CAPÍTULO 1
A memória é um editor cruel, mas é também o único juiz que nos resta. Hoje, sou um senhor que viu as décadas passarem, mas há dias em que o cheiro de São Paulo, naquela fatídica virada para 1969, é tão vívido que me sinto de novo aquele jovem amedrontado. Éramos, Adauto e eu, apenas mais dois na numerosa rapaziada das universidades, envenenados pelo idealismo e pela convicção de que o país tinha jeito. Estudantes, sim, mas também operários da resistência política.
Adauto, mais ligado à boemia e à poesia, era o motor da nossa audácia; eu, Mathias, com a cabeça mais no jornalismo, tentava ser o freio. Éramos a dupla que trocava panfletos e dactilografava manifestos, escondidos em fundos de pensão perto da Maria Antônia. Acreditávamos, ingenuamente, que a pressão das ruas seria maior que a força bruta dos milicos.
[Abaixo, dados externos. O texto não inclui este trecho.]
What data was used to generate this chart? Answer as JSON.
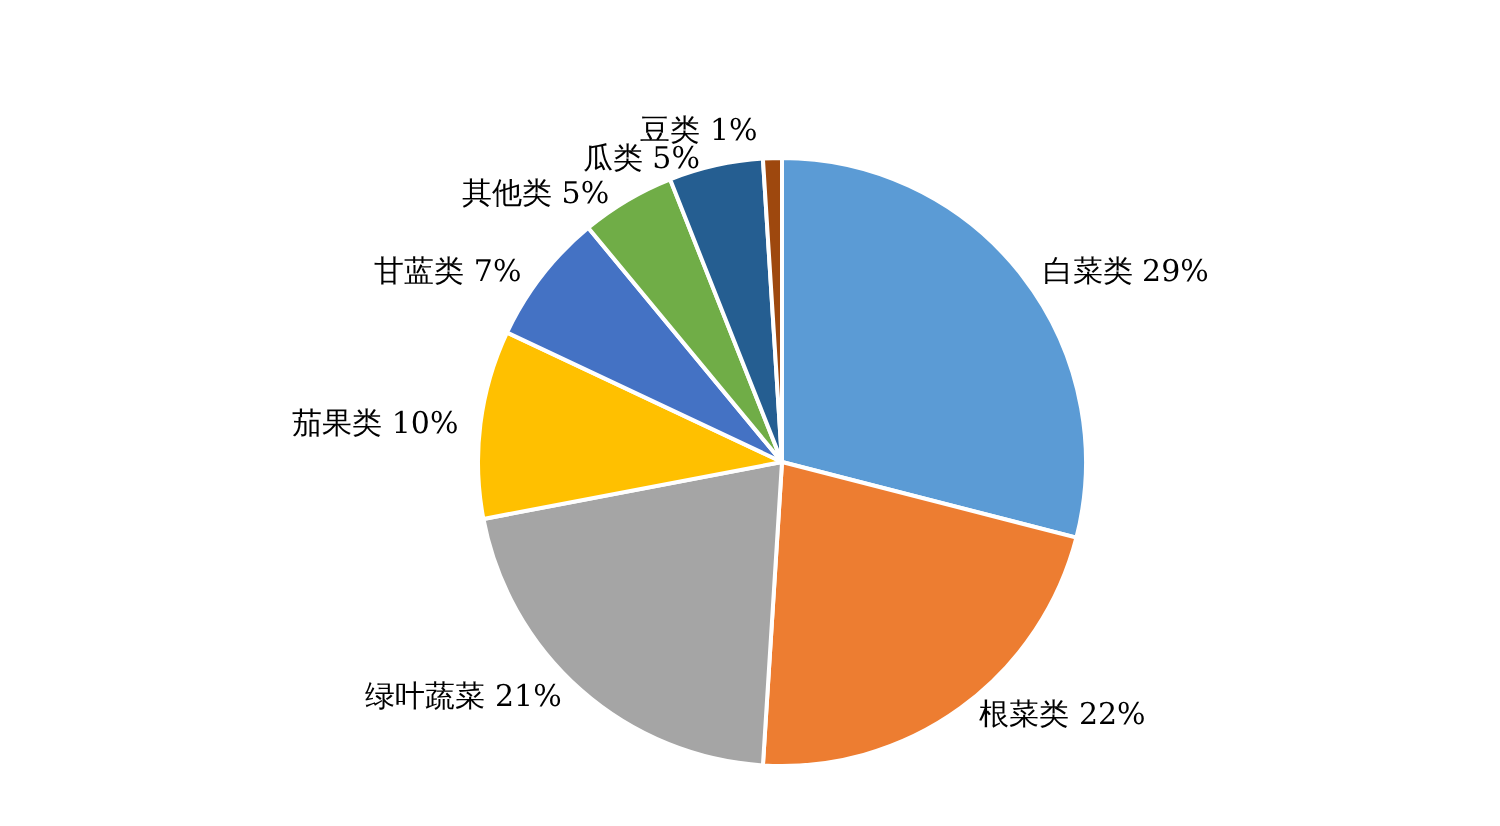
{
  "chart_data": {
    "type": "pie",
    "categories": [
      "白菜类",
      "根菜类",
      "绿叶蔬菜",
      "茄果类",
      "甘蓝类",
      "其他类",
      "瓜类",
      "豆类"
    ],
    "values": [
      29,
      22,
      21,
      10,
      7,
      5,
      5,
      1
    ],
    "value_labels": [
      "29%",
      "22%",
      "21%",
      "10%",
      "7%",
      "5%",
      "5%",
      "1%"
    ],
    "colors": [
      "#5b9bd5",
      "#ed7d31",
      "#a5a5a5",
      "#ffc000",
      "#4472c4",
      "#70ad47",
      "#255e91",
      "#9e480e"
    ],
    "legend": false
  }
}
O ano de 68, com sua efervescência e sua tristeza (o assassinato do Edson Luís no Rio, a imponente Passeata dos Cem Mil que por um momento nos fez acreditar na vitória), desabou de vez em dezembro. A notícia veio como um relâmpago: o Ato Institucional Número Cinco, o AI-5, decreto do general Costa e Silva, anunciado no dia 13. Foi o golpe dentro do golpe. A lei morreu na caserna, e, de repente, o habeas corpus virou letra morta para quem ousasse pensar diferente. O regime havia rasgado a última cortina de legalidade.
O aviso chegou na madrugada do dia 15. Tínhamos nos refugiado num pequeno apartamento de um colega que havia viajado para o exterior. A campainha tocou três vezes, o nosso código. Era Mário, um dos camaradas mais antigos, pálido e com a respiração ofegante. Ele era o elo mais seguro com os informes internos da repressão.
— O aparelho tem a lista. Estão recolhendo todo mundo. Os nomes de vocês dois... — Mário hesitou, visivelmente perturbado. — Estão no topo. Não esperem pela DOPPS ou pelo Cenimar. Saíam agora.
O silêncio que se seguiu foi o mais pesado que já senti. Lembro-me da voz de Adauto, tensa, enquanto ele juntava alguns livros, a carteira de identidade verdadeira e os papéis mais comprometedores que precisaríamos destruir:
— Mathias, acabou. O cerco fechou de verdade. Não é mais só espancamento, é sumiço.
Naquela noite, sob a ditadura dos generais e a escuridão da cidade, vestindo o mesmo jeans e a mesma jaqueta há dias, deixamos para trás tudo que havíamos construído. Dezembro de 68. Éramos dois jovens, com o passaporte da fuga na mão e a certeza gélida de que nosso tempo na pátria havia sido suspenso. A ordem era sair de São Paulo, sair do Brasil, antes que as equipes de segurança nos encontrassem. Não havia destino, havia apenas a urgência de um não-lugar. A nossa vida política, tal como a conhecíamos, havia chegado ao seu fim mais amargo. O Pano havia Caído.